Flamborough Head, with its spectacular chalk cliffs, stacks, arches and smugglers’ caves, and its two lighthouses, one 17th and one 19th century, is also the setting for Europe’s largest chalk reef, which is submerged and extends 6km offshore, It is rich in marine wildlife and also a great place for sea-watching; the best place in Britain for numbers of Sooty Shearwater and the best in Yorkshire for Balearic and Great Shearwaters. Great Skuas (‘Bonxies’), Arctic, Great, Pomarine and Long-tailed Skuas, ‘blue’ Fulmars, Manx Shearwaters and Storm Petrels are also commonly seen in late summer. Pods of Harbour Porpoises are common and dolphins and Minke Whales occasional.
The headland is also one of Britain’s hotspots for migrant birds. Spring and autumn walks around the Head can turn up scarce shrikes, Wheatears and warblers, while the occasional Osprey, harrier species or Red Kite drifts over. Late autumn can bring large ‘falls’ of thrushes, including Redwings, Fieldfares and a scattering of Ring Ouzels, while winter may bring Snow Buntings, Waxwings or a Rough-legged Buzzard.
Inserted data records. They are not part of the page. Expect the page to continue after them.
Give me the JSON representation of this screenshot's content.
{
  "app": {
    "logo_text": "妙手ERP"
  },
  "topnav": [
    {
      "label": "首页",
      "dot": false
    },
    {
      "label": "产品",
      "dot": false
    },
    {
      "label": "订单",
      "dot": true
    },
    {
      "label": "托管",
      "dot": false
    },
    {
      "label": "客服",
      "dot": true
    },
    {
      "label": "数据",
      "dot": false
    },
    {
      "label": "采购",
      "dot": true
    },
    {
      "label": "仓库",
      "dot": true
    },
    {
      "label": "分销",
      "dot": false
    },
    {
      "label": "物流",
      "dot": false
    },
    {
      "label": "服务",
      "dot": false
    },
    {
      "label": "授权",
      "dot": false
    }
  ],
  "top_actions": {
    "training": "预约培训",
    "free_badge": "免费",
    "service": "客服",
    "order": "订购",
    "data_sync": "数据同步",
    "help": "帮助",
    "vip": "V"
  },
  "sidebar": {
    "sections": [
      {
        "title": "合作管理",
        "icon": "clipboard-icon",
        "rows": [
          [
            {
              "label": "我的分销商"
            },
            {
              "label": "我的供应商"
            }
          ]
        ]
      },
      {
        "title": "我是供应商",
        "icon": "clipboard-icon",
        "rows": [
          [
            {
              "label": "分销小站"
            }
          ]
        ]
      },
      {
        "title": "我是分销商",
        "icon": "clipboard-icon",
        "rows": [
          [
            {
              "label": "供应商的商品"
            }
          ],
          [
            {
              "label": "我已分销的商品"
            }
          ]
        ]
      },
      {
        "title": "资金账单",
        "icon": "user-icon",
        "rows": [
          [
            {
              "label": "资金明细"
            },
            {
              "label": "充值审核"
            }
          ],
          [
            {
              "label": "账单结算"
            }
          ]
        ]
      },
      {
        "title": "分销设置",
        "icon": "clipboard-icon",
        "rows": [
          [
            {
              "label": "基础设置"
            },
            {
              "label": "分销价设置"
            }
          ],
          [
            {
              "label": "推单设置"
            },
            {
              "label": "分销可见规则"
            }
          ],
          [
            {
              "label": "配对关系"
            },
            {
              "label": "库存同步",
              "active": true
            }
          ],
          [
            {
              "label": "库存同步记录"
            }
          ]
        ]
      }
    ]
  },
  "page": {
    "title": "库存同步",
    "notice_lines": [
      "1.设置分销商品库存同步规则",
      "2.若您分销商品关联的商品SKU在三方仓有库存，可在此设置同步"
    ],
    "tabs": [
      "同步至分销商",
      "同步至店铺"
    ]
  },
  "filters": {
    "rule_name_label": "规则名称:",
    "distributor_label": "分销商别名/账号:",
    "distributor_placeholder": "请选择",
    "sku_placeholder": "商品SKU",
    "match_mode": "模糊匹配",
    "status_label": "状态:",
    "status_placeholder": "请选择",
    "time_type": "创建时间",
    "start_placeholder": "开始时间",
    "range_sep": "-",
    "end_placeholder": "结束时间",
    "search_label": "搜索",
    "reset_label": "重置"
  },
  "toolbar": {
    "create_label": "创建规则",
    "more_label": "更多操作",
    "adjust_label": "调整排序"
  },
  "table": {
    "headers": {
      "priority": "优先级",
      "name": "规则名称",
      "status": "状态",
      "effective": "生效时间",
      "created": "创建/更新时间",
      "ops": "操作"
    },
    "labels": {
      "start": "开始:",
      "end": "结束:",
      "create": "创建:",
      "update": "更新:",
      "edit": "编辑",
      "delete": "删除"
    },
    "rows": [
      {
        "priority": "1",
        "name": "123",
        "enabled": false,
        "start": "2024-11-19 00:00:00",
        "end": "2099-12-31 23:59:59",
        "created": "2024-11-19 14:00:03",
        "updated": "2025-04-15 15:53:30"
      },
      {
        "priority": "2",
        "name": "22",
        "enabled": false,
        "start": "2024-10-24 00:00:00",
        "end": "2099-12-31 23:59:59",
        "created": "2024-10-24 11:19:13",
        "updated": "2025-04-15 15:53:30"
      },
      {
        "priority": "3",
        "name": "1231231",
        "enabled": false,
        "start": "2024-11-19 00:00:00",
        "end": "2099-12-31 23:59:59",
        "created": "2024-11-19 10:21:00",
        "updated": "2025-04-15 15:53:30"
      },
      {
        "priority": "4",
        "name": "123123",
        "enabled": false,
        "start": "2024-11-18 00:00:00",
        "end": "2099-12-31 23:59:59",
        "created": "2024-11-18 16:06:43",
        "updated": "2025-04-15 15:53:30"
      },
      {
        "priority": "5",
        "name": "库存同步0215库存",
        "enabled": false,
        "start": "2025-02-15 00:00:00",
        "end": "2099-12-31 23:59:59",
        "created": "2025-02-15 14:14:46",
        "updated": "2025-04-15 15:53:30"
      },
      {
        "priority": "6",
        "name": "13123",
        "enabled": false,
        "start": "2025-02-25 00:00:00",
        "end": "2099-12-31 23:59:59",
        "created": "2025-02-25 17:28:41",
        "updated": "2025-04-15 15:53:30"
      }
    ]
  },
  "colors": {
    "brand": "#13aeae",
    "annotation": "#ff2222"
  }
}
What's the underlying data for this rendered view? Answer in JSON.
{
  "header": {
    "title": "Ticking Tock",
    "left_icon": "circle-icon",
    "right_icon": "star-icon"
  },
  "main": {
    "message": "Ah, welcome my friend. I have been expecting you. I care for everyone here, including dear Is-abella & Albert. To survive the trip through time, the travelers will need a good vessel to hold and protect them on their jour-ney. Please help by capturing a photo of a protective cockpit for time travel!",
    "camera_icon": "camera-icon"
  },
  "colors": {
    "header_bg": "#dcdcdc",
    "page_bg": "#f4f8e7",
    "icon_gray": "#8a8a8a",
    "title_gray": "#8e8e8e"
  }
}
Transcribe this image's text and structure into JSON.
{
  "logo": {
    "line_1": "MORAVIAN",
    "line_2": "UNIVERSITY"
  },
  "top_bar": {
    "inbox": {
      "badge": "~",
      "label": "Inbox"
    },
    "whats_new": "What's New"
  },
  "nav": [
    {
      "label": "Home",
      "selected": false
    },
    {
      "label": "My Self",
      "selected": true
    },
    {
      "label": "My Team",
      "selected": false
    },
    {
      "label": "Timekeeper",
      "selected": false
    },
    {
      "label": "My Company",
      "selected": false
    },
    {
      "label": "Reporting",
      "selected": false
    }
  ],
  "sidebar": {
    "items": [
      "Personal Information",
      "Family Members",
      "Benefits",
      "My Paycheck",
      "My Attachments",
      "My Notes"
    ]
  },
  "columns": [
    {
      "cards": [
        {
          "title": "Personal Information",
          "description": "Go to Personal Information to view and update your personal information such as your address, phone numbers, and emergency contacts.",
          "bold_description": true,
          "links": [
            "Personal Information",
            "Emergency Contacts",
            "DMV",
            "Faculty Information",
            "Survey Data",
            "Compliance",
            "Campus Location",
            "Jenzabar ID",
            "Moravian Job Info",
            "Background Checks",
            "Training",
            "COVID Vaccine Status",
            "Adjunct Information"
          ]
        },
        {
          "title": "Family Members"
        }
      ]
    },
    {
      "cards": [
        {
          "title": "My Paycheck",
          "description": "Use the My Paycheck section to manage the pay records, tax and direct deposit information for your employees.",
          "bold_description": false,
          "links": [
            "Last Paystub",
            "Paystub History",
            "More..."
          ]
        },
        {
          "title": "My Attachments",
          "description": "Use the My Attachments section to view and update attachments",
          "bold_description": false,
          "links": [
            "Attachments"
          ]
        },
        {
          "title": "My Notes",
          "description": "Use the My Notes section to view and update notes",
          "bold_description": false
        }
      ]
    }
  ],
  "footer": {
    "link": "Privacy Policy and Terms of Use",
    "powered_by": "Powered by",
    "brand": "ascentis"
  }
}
Thornwick Pools attract waders such as Little Ringed Plover, Green Sandpiper and Greenshank. It can often turn up a rare or scarce bird for the area, such as Citrine Wagtail, Avocet or Kingfisher. Along the rocky and sandy beaches you could see Purple Sandpipers, Sanderlings, Whimbrels and godwits.
Barn Owls, Peregrines, Roe Deer and Brown Hares are regularly encountered at Flamborough. Wildflowers in summer include orchids, Kidney Vetch, Harebell, Knapweeds, Restharrow and Sea Pink.